The film begins with a nod to Russian filmmaker and theorist Lev Kuleshov. During the late 19teens, when cinema was still in its technical, artistic, and ideological infancy, Kuleshov noticed that when people watch film clips that are edited together, there is always an assumed relationship between the shots. In “Equation,” the first shot reveals Pinaki looking through his telescope. The next shot is a close-up of an eye. Due to the Kuleshov Effect, you’ll think that Pinaki is looking at it. Majumdar soon reveals that the eye belongs to a middle-aged man who picks up a piece of paper. When the camera seamlessly cuts to the following shot, you’ll be under the impression that this sheet of paper is the same one the man was holding, but it isn’t. Again, the director informs us that the images are in fact not related.

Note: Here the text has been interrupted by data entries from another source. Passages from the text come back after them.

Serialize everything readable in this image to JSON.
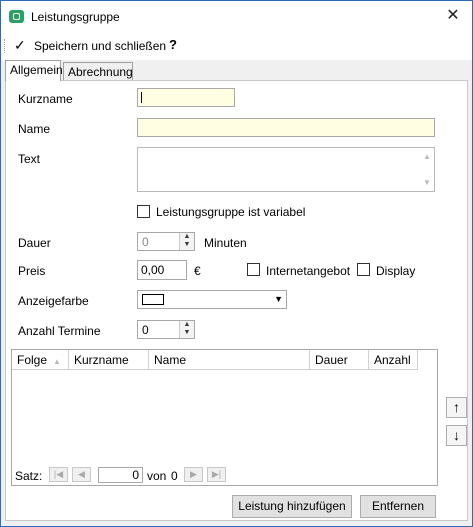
{
  "window": {
    "title": "Leistungsgruppe",
    "close_glyph": "✕"
  },
  "toolbar": {
    "save_label": "Speichern und schließen",
    "help_label": "?"
  },
  "tabs": [
    {
      "label": "Allgemein",
      "active": true
    },
    {
      "label": "Abrechnung",
      "active": false
    }
  ],
  "form": {
    "kurzname_label": "Kurzname",
    "kurzname_value": "",
    "name_label": "Name",
    "name_value": "",
    "text_label": "Text",
    "text_value": "",
    "variabel_label": "Leistungsgruppe ist variabel",
    "variabel_checked": false,
    "dauer_label": "Dauer",
    "dauer_value": "0",
    "dauer_unit": "Minuten",
    "preis_label": "Preis",
    "preis_value": "0,00",
    "preis_currency": "€",
    "internet_label": "Internetangebot",
    "internet_checked": false,
    "display_label": "Display",
    "display_checked": false,
    "anzeigefarbe_label": "Anzeigefarbe",
    "anzeigefarbe_color": "#ffffff",
    "anzahl_label": "Anzahl Termine",
    "anzahl_value": "0"
  },
  "grid": {
    "columns": [
      "Folge",
      "Kurzname",
      "Name",
      "Dauer",
      "Anzahl"
    ],
    "rows": [],
    "nav": {
      "satz_label": "Satz:",
      "position": "0",
      "von_label": "von",
      "total": "0"
    }
  },
  "buttons": {
    "add_label": "Leistung hinzufügen",
    "remove_label": "Entfernen",
    "up_glyph": "↑",
    "down_glyph": "↓"
  }
}
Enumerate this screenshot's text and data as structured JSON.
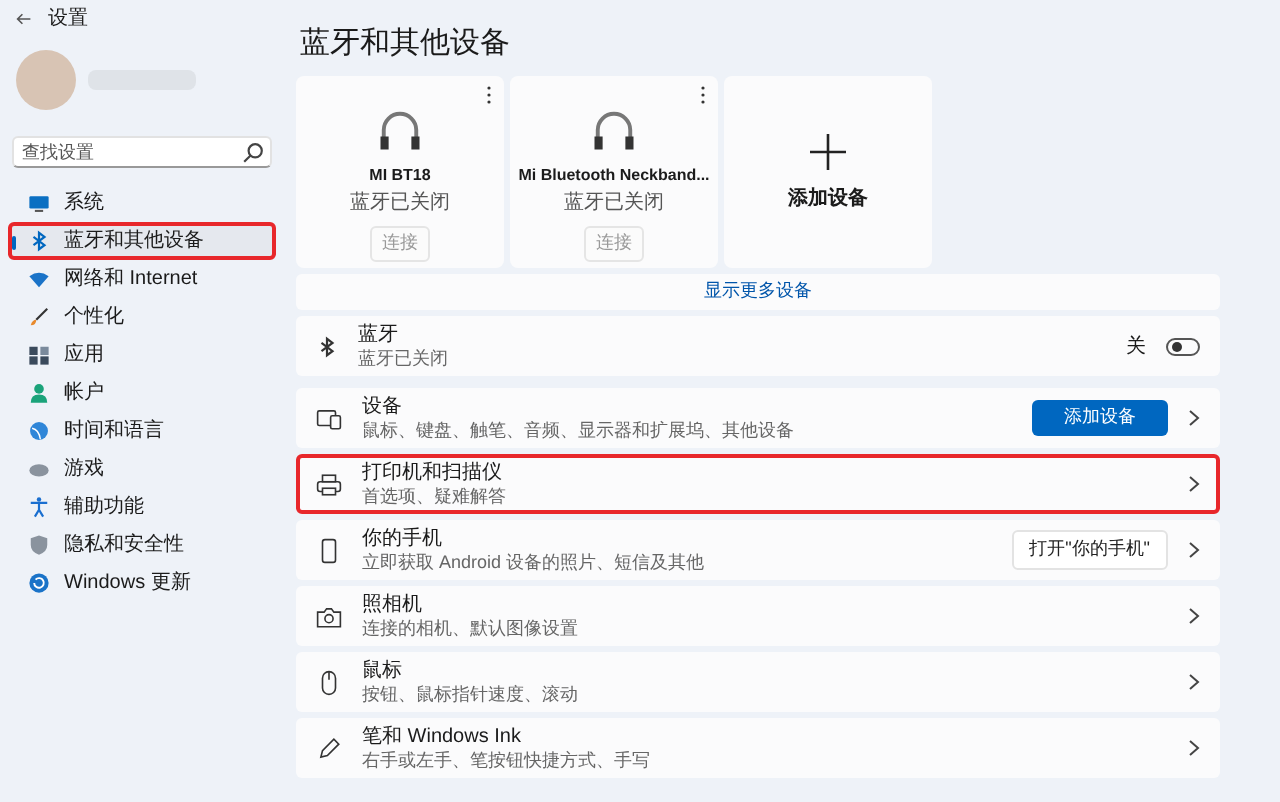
{
  "window": {
    "title": "设置"
  },
  "sidebar": {
    "search": {
      "placeholder": "查找设置"
    },
    "items": [
      {
        "label": "系统",
        "selected": false,
        "highlighted": false
      },
      {
        "label": "蓝牙和其他设备",
        "selected": true,
        "highlighted": true
      },
      {
        "label": "网络和 Internet",
        "selected": false,
        "highlighted": false
      },
      {
        "label": "个性化",
        "selected": false,
        "highlighted": false
      },
      {
        "label": "应用",
        "selected": false,
        "highlighted": false
      },
      {
        "label": "帐户",
        "selected": false,
        "highlighted": false
      },
      {
        "label": "时间和语言",
        "selected": false,
        "highlighted": false
      },
      {
        "label": "游戏",
        "selected": false,
        "highlighted": false
      },
      {
        "label": "辅助功能",
        "selected": false,
        "highlighted": false
      },
      {
        "label": "隐私和安全性",
        "selected": false,
        "highlighted": false
      },
      {
        "label": "Windows 更新",
        "selected": false,
        "highlighted": false
      }
    ]
  },
  "page_title": "蓝牙和其他设备",
  "device_cards": [
    {
      "name": "MI BT18",
      "status": "蓝牙已关闭",
      "button": "连接"
    },
    {
      "name": "Mi Bluetooth Neckband...",
      "status": "蓝牙已关闭",
      "button": "连接"
    }
  ],
  "add_device_card": {
    "label": "添加设备"
  },
  "show_more": "显示更多设备",
  "bluetooth": {
    "title": "蓝牙",
    "subtitle": "蓝牙已关闭",
    "toggle_label": "关",
    "on": false
  },
  "rows": [
    {
      "title": "设备",
      "subtitle": "鼠标、键盘、触笔、音频、显示器和扩展坞、其他设备",
      "action": {
        "kind": "primary",
        "label": "添加设备"
      },
      "highlighted": false
    },
    {
      "title": "打印机和扫描仪",
      "subtitle": "首选项、疑难解答",
      "highlighted": true
    },
    {
      "title": "你的手机",
      "subtitle": "立即获取 Android 设备的照片、短信及其他",
      "action": {
        "kind": "secondary",
        "label": "打开\"你的手机\""
      },
      "highlighted": false
    },
    {
      "title": "照相机",
      "subtitle": "连接的相机、默认图像设置",
      "highlighted": false
    },
    {
      "title": "鼠标",
      "subtitle": "按钮、鼠标指针速度、滚动",
      "highlighted": false
    },
    {
      "title": "笔和 Windows Ink",
      "subtitle": "右手或左手、笔按钮快捷方式、手写",
      "highlighted": false
    }
  ]
}
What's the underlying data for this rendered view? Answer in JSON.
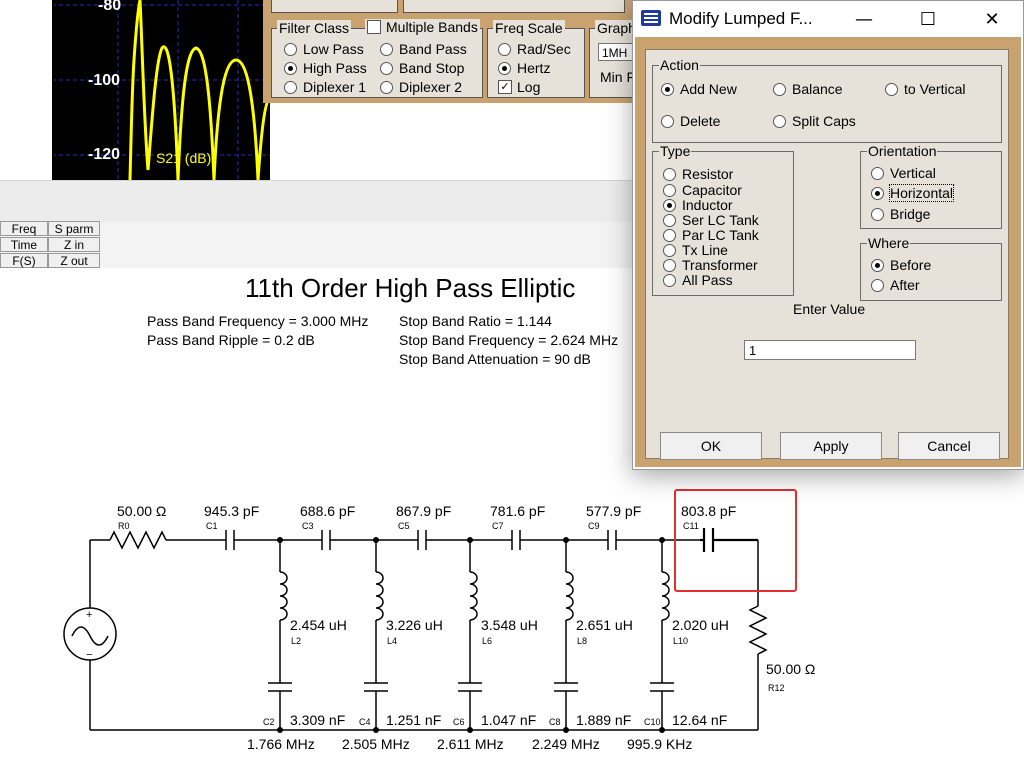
{
  "plot": {
    "y_ticks": [
      "-80",
      "-100",
      "-120"
    ],
    "legend": "S21 (dB)",
    "colors": {
      "background": "#000000",
      "trace": "#ffff00",
      "grid": "#2030c0"
    }
  },
  "filter_panel": {
    "filter_class": {
      "label": "Filter Class",
      "options": [
        "Low Pass",
        "High Pass",
        "Diplexer 1"
      ],
      "selected": "High Pass"
    },
    "multiple_bands": {
      "label": "Multiple Bands",
      "checked": false,
      "options": [
        "Band Pass",
        "Band Stop",
        "Diplexer 2"
      ]
    },
    "freq_scale": {
      "label": "Freq Scale",
      "options": [
        "Rad/Sec",
        "Hertz"
      ],
      "selected": "Hertz",
      "log_label": "Log",
      "log_checked": true
    },
    "graph": {
      "label": "Graph",
      "field_value": "1MH",
      "min_label": "Min F"
    }
  },
  "mini_buttons": [
    "Freq",
    "S parm",
    "Time",
    "Z in",
    "F(S)",
    "Z out"
  ],
  "filter_info": {
    "title": "11th Order High Pass Elliptic",
    "pass_band_frequency": "Pass Band Frequency = 3.000 MHz",
    "pass_band_ripple": "Pass Band Ripple = 0.2 dB",
    "stop_band_ratio": "Stop Band Ratio = 1.144",
    "stop_band_frequency": "Stop Band Frequency = 2.624 MHz",
    "stop_band_attenuation": "Stop Band Attenuation = 90 dB"
  },
  "schematic": {
    "source_resistor": {
      "value": "50.00 Ω",
      "ref": "R0"
    },
    "load_resistor": {
      "value": "50.00 Ω",
      "ref": "R12"
    },
    "series_caps": [
      {
        "value": "945.3 pF",
        "ref": "C1"
      },
      {
        "value": "688.6 pF",
        "ref": "C3"
      },
      {
        "value": "867.9 pF",
        "ref": "C5"
      },
      {
        "value": "781.6 pF",
        "ref": "C7"
      },
      {
        "value": "577.9 pF",
        "ref": "C9"
      },
      {
        "value": "803.8 pF",
        "ref": "C11"
      }
    ],
    "shunt_inductors": [
      {
        "value": "2.454 uH",
        "ref": "L2"
      },
      {
        "value": "3.226 uH",
        "ref": "L4"
      },
      {
        "value": "3.548 uH",
        "ref": "L6"
      },
      {
        "value": "2.651 uH",
        "ref": "L8"
      },
      {
        "value": "2.020 uH",
        "ref": "L10"
      }
    ],
    "shunt_caps": [
      {
        "value": "3.309 nF",
        "ref": "C2"
      },
      {
        "value": "1.251 nF",
        "ref": "C4"
      },
      {
        "value": "1.047 nF",
        "ref": "C6"
      },
      {
        "value": "1.889 nF",
        "ref": "C8"
      },
      {
        "value": "12.64 nF",
        "ref": "C10"
      }
    ],
    "resonances": [
      "1.766 MHz",
      "2.505 MHz",
      "2.611 MHz",
      "2.249 MHz",
      "995.9 KHz"
    ],
    "highlight_color": "#e03030"
  },
  "dialog": {
    "title": "Modify Lumped F...",
    "controls": {
      "minimize": "—",
      "maximize": "☐",
      "close": "✕"
    },
    "action": {
      "label": "Action",
      "options": [
        "Add New",
        "Balance",
        "to Vertical",
        "Delete",
        "Split Caps"
      ],
      "selected": "Add New"
    },
    "type": {
      "label": "Type",
      "options": [
        "Resistor",
        "Capacitor",
        "Inductor",
        "Ser LC Tank",
        "Par LC Tank",
        "Tx Line",
        "Transformer",
        "All Pass"
      ],
      "selected": "Inductor"
    },
    "orientation": {
      "label": "Orientation",
      "options": [
        "Vertical",
        "Horizontal",
        "Bridge"
      ],
      "selected": "Horizontal"
    },
    "where": {
      "label": "Where",
      "options": [
        "Before",
        "After"
      ],
      "selected": "Before"
    },
    "enter_value": {
      "label": "Enter Value",
      "value": "1"
    },
    "buttons": {
      "ok": "OK",
      "apply": "Apply",
      "cancel": "Cancel"
    },
    "colors": {
      "frame": "#c8a370",
      "panel": "#e6e2da"
    }
  }
}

It might appear that Majumdar is playing mind games with the audience, but he’s only reinforcing the entanglement theory and incorporating it into the body of his film. The rest of “Equation” explores how Pinaki becomes unintentionally entwined in the lives of not only his family, but also of strangers. Pinaki turns his telescope from a stargazing tool into an instrument of earthbound voyeurism one night as he spies his neighbor Mr. Finch (Paul Keith) engaging in mysterious activities outside and inside his apartment. Curiosity claims Pinaki and he cannot rest until he uncovers what’s really going in the middle-aged man’s residence. Pinaki convinces the designated mail courier of the apartment complex to be an accomplice. What they find is nothing either of them could’ve imagined. Pinaki might have thought that entanglement theory was primarily a quantum physics matter, but by the end of the film, he’s lived it.